The 6th Day of Yuletide

The Rebirth of The Light
or The Divine Child
The Virgin Birth or Pathogenesis



Anthropologists would have us believe that in times long past the people believed that the sun had died and didn’t really believe that light would return, that the days would grow longer again, that Spring, Summer, and Autumn would glide into another winter. On and on into infinity. As if they hadn’t long recognized the ways of the sun and moon and stars, the ways the Earth burgeons, births, releases, and rests. I’m not sure I buy that part but I do love the stories of the rebirth of the Light, of all of the ways the Sun is celebrated back at this time of year.

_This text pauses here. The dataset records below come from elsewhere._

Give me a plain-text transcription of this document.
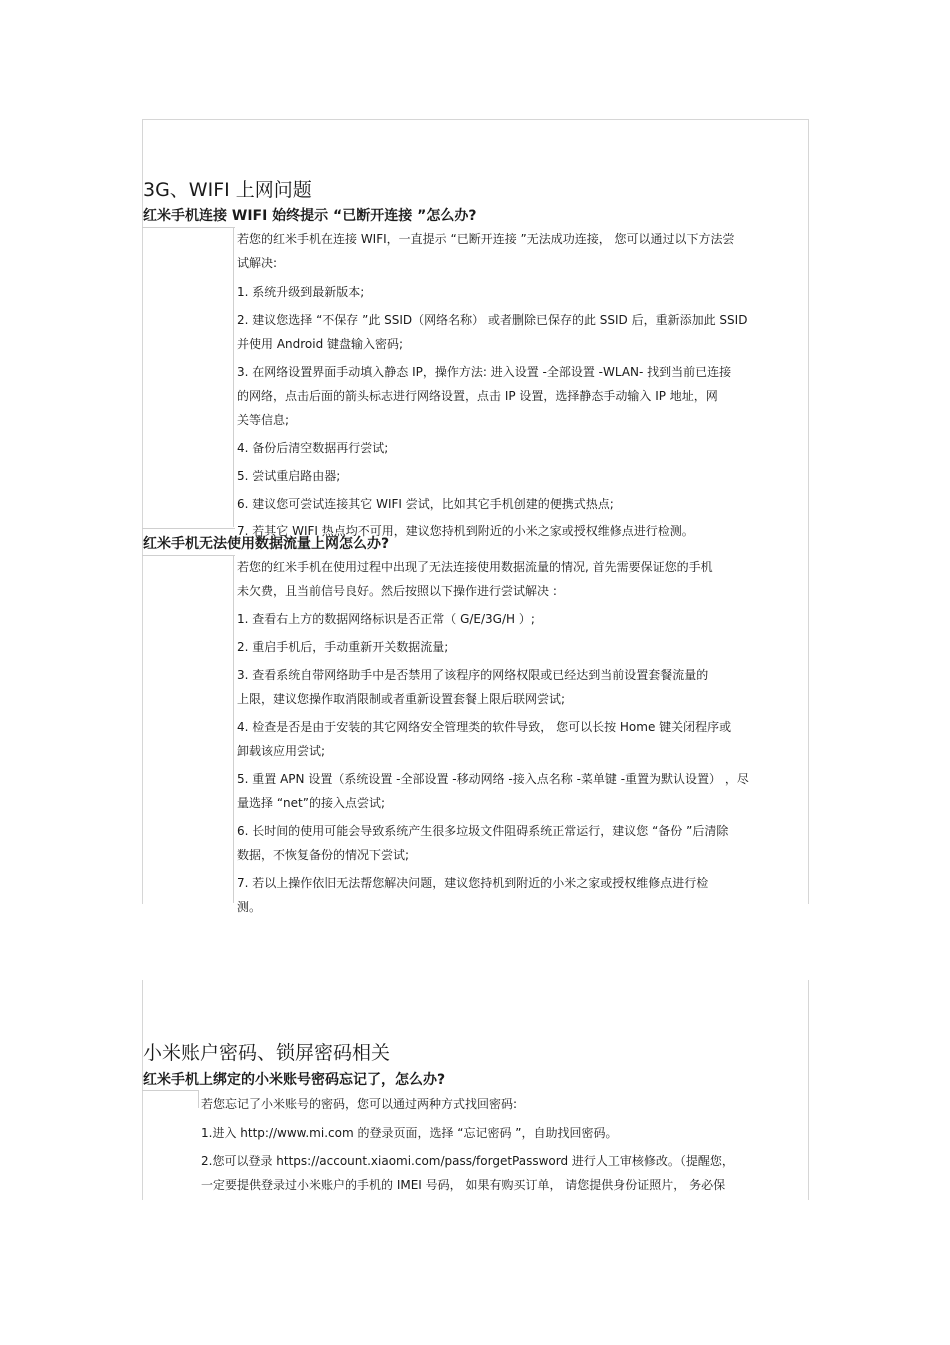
3G、WIFI 上网问题
红米手机连接 WIFI 始终提示 “已断开连接 ”怎么办?

若您的红米手机在连接 WIFI，一直提示 “已断开连接 ”无法成功连接， 您可以通过以下方法尝

试解决:

1. 系统升级到最新版本;

2. 建议您选择 “不保存 ”此 SSID（网络名称） 或者删除已保存的此 SSID 后，重新添加此 SSID

并使用 Android 键盘输入密码;

3. 在网络设置界面手动填入静态 IP，操作方法: 进入设置 -全部设置 -WLAN- 找到当前已连接

的网络，点击后面的箭头标志进行网络设置，点击 IP 设置，选择静态手动输入 IP 地址，网

关等信息;

4. 备份后清空数据再行尝试;

5. 尝试重启路由器;

6. 建议您可尝试连接其它 WIFI 尝试，比如其它手机创建的便携式热点;

7. 若其它 WIFI 热点均不可用，建议您持机到附近的小米之家或授权维修点进行检测。

红米手机无法使用数据流量上网怎么办?

若您的红米手机在使用过程中出现了无法连接使用数据流量的情况, 首先需要保证您的手机

未欠费，且当前信号良好。然后按照以下操作进行尝试解决 :

1. 查看右上方的数据网络标识是否正常（ G/E/3G/H ）;

2. 重启手机后，手动重新开关数据流量;

3. 查看系统自带网络助手中是否禁用了该程序的网络权限或已经达到当前设置套餐流量的

上限，建议您操作取消限制或者重新设置套餐上限后联网尝试;

4. 检查是否是由于安装的其它网络安全管理类的软件导致， 您可以长按 Home 键关闭程序或

卸载该应用尝试;

5. 重置 APN 设置（系统设置 -全部设置 -移动网络 -接入点名称 -菜单键 -重置为默认设置） ，尽

量选择 “net”的接入点尝试;

6. 长时间的使用可能会导致系统产生很多垃圾文件阻碍系统正常运行，建议您 “备份 ”后清除

数据，不恢复备份的情况下尝试;

7. 若以上操作依旧无法帮您解决问题，建议您持机到附近的小米之家或授权维修点进行检

测。

小米账户密码、锁屏密码相关
红米手机上绑定的小米账号密码忘记了，怎么办?

若您忘记了小米账号的密码，您可以通过两种方式找回密码:

1.进入 http://www.mi.com 的登录页面，选择 “忘记密码 ”，自助找回密码。

2.您可以登录 https://account.xiaomi.com/pass/forgetPassword 进行人工审核修改。（提醒您，

一定要提供登录过小米账户的手机的 IMEI 号码， 如果有购买订单， 请您提供身份证照片， 务必保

Who gives birth to the Light? The Virgin Mother. She does this in an act called Pathogenesis and Mother Mary, who birthed Jesus or The Christ, was not the first or last to lay claim to this. In fact, even now, animals do it all the time. Bees create an emergency queen and she lays drone eggs without ever being inseminated. Sharks do it, too.

Who are the other mothers who gave birth without being inseminated by a man? Here’s a short list: Rhea Silvia, mother of Romulus and Remus; Net, mother of Ra, the Egyptian Sun god (birthing the Sun); Isis birthed Horus without the help of male; Nana birthed Attis who went on to be killed and then resurrected; Persephone birthed Jason, of Jason and the Argonauts; Semele birthed Dionysus, the god of wine and music; and Perictione, mother of Plato, was also a virgin. Plato had no earthly father. It’s also known that Mother Mary herself was a daughter of Pathogenesis. Her mother Anna became pregnant without the assistance of any earthly male.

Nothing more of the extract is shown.